Yes, I am cracking up at Tim’s comments, too. I love “hotdog fingers.” I’m going to have to try to remember (and learn to pronounce!) that word…
J.R.
Of course I know that you didn’t mean me. You meant all of those other poor folks out there. So I’ll just continue to ask you questions and then argue with your answers like I have done with you since the 3rd grade.
Thanks
Dad
Hey,
Google was unable to help me. I tried to find out “why is my brother is an idiot?” They had a surprising number of hits about other people’s brothers, but nothing about mine.
This post also begs the question however, how does one know what question to “google”?
Also while working with the minds who will affect all of our futures (8th graders) How do they know what they find on the net, is correct information and not just popular opinion?

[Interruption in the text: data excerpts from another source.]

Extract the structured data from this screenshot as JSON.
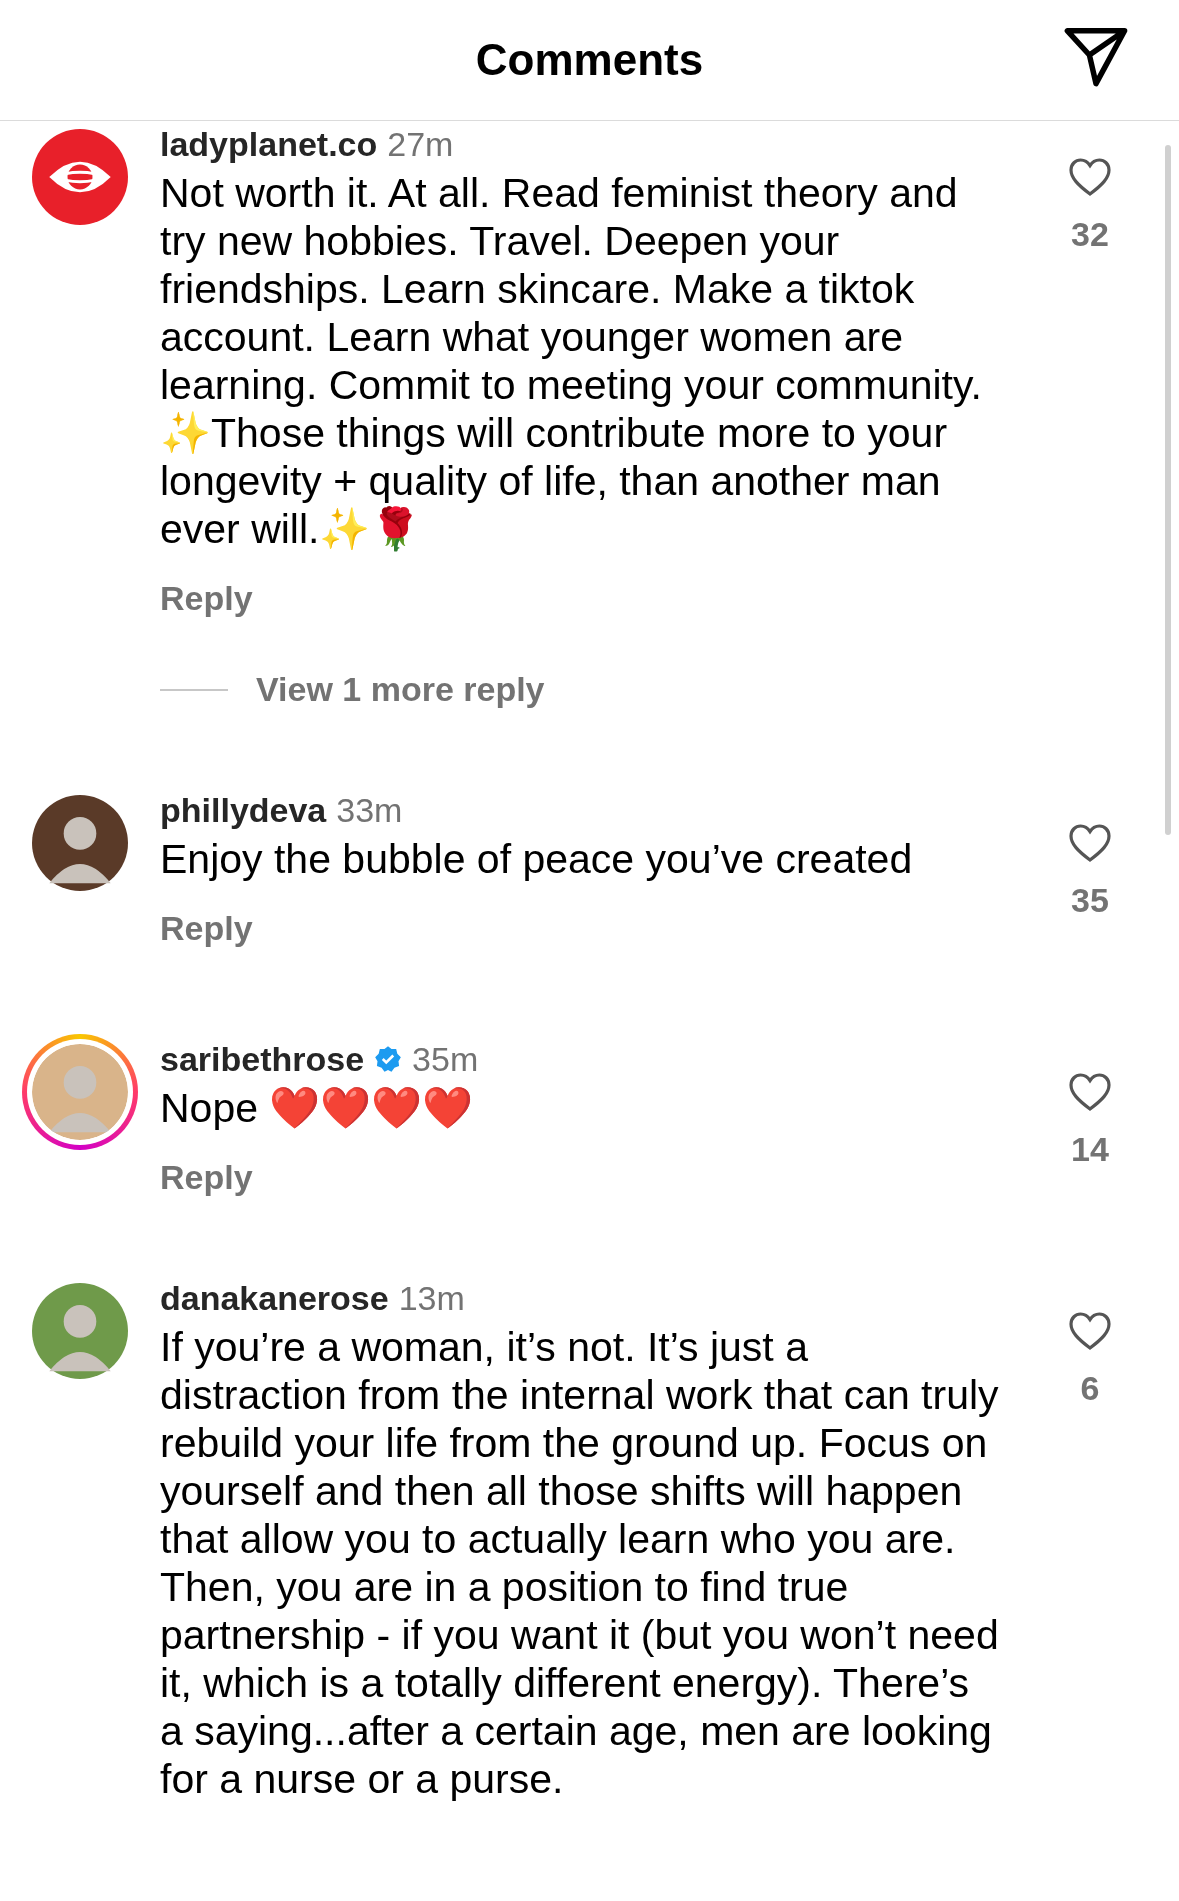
{
  "header": {
    "title": "Comments"
  },
  "comments": [
    {
      "kind": "logo",
      "story_ring": false,
      "username": "ladyplanet.co",
      "verified": false,
      "time": "27m",
      "text": "Not worth it. At all. Read feminist theory and try new hobbies. Travel. Deepen your friendships. Learn skincare. Make a tiktok account. Learn what younger women are learning. Commit to meeting your community. ✨Those things will contribute more to your longevity + quality of life, than another man ever will.✨🌹",
      "reply": "Reply",
      "likes": "32",
      "more_replies": "View 1 more reply"
    },
    {
      "kind": "person",
      "story_ring": false,
      "username": "phillydeva",
      "verified": false,
      "time": "33m",
      "text": "Enjoy the bubble of peace you’ve created",
      "reply": "Reply",
      "likes": "35"
    },
    {
      "kind": "person",
      "story_ring": true,
      "username": "saribethrose",
      "verified": true,
      "time": "35m",
      "text": "Nope ❤️❤️❤️❤️",
      "reply": "Reply",
      "likes": "14"
    },
    {
      "kind": "person",
      "story_ring": false,
      "username": "danakanerose",
      "verified": false,
      "time": "13m",
      "text": "If you’re a woman, it’s not. It’s just a distraction from the internal work that can truly rebuild your life from the ground up. Focus on yourself and then all those shifts will happen that allow you to actually learn who you are. Then, you are in a position to find true partnership - if you want it (but you won’t need it, which is a totally different energy). There’s a saying...after a certain age, men are looking for a nurse or a purse.",
      "likes": "6"
    }
  ]
}
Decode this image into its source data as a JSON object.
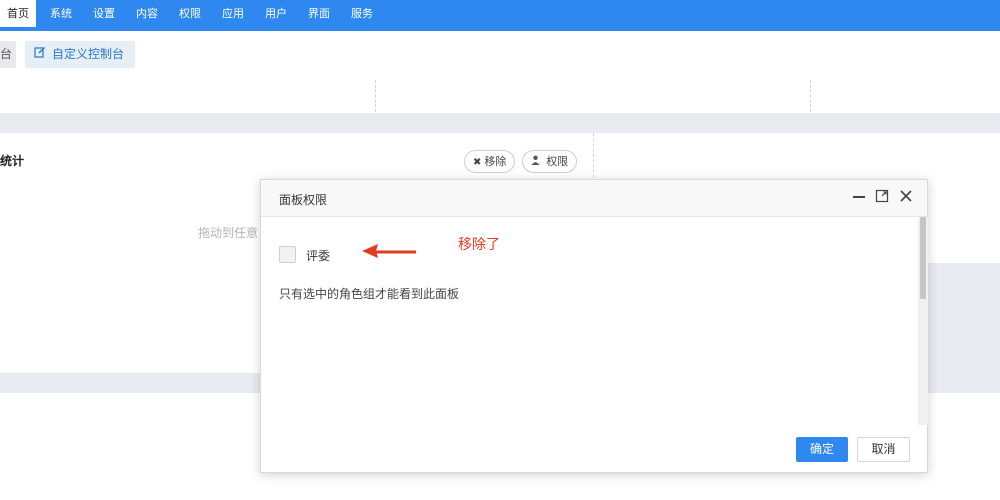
{
  "nav": {
    "items": [
      {
        "label": "首页",
        "active": true
      },
      {
        "label": "系统"
      },
      {
        "label": "设置"
      },
      {
        "label": "内容"
      },
      {
        "label": "权限"
      },
      {
        "label": "应用"
      },
      {
        "label": "用户"
      },
      {
        "label": "界面"
      },
      {
        "label": "服务"
      }
    ]
  },
  "toolbar": {
    "left_stub_label": "台",
    "custom_console_label": "自定义控制台",
    "custom_console_icon": "edit-icon"
  },
  "panel": {
    "title": "统计",
    "remove_label": "移除",
    "remove_icon": "times-icon",
    "perm_label": "权限",
    "perm_icon": "user-icon",
    "drag_hint": "拖动到任意"
  },
  "modal": {
    "title": "面板权限",
    "controls": [
      "minimize-icon",
      "maximize-icon",
      "close-icon"
    ],
    "checkbox_label": "评委",
    "checkbox_checked": false,
    "note": "只有选中的角色组才能看到此面板",
    "ok_label": "确定",
    "cancel_label": "取消"
  },
  "annotation": {
    "text": "移除了",
    "color": "#e23b1f"
  },
  "colors": {
    "primary": "#2e88f0",
    "band": "#e8ebef"
  }
}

Dan, the Idiot Out Wandering Around… get it I.O.W.A.
Tim: Procinegastrointestinaldigititis, huh? Sounds tasty, do they grow back? Por mi parte, dar la bienvenida a nuestros nuevos inmigrantes robot señores.
Aubrey: Next time you should check with me, after you check with Google first of course. If we can’t figure it out over email/phone, there are ways that I can connect to your computer and even take control of it if need be. The worst that can happen is that I just laugh at you and you still have to take it in. Well, unless the illegal immigrant robots have come and you mistakenly give control over to them.
Grandpa Andrews: Don’t worry. I’ve figured out that if I ignore you long enough, you will ask Lisa. Sorry Lisa.
Dan: To the question of “what” to google, the point is to google SOMETHING. As an 8th grade teacher I would think that you would agree about the importance of effort regardless of results. As for the accuracy of the information found, Google just makes it easier to find the sources, you still have cite them and make sure they are credible.
BTW, I googled “why my brother is an idiot” and I got plenty of hits, although you might argue how credible the sources were since all the hits were from http://www.drozmonkey.com. The lack of results on your search obviously proves that I am not idiot.
I’m surprised you didn’t come up with the following…..
I pro jednoho, vítám našeho nového robota overlords přistěhovalců.
But no matter what language you put it into, I still really just don’t get the message.
I think Tim would have a good time at one of our family dinners sometime, as long as he didn’t think it was going to be a relaxing vacation.
As always
Grandpa Andrews
Droz,
They do not grow back, that’s why it’s bad. And you won’t like them so much when you’re toiling in their underground sugar caves with your hotdog fingers (or stumps, as the case will likely be).
Mr. Andrews:
Czech?
I have no doubt I’d enjoy an Andrews family dinner, and while I have no disillusions regarding how restful the occasion might be, I’m sure I’d be right at home.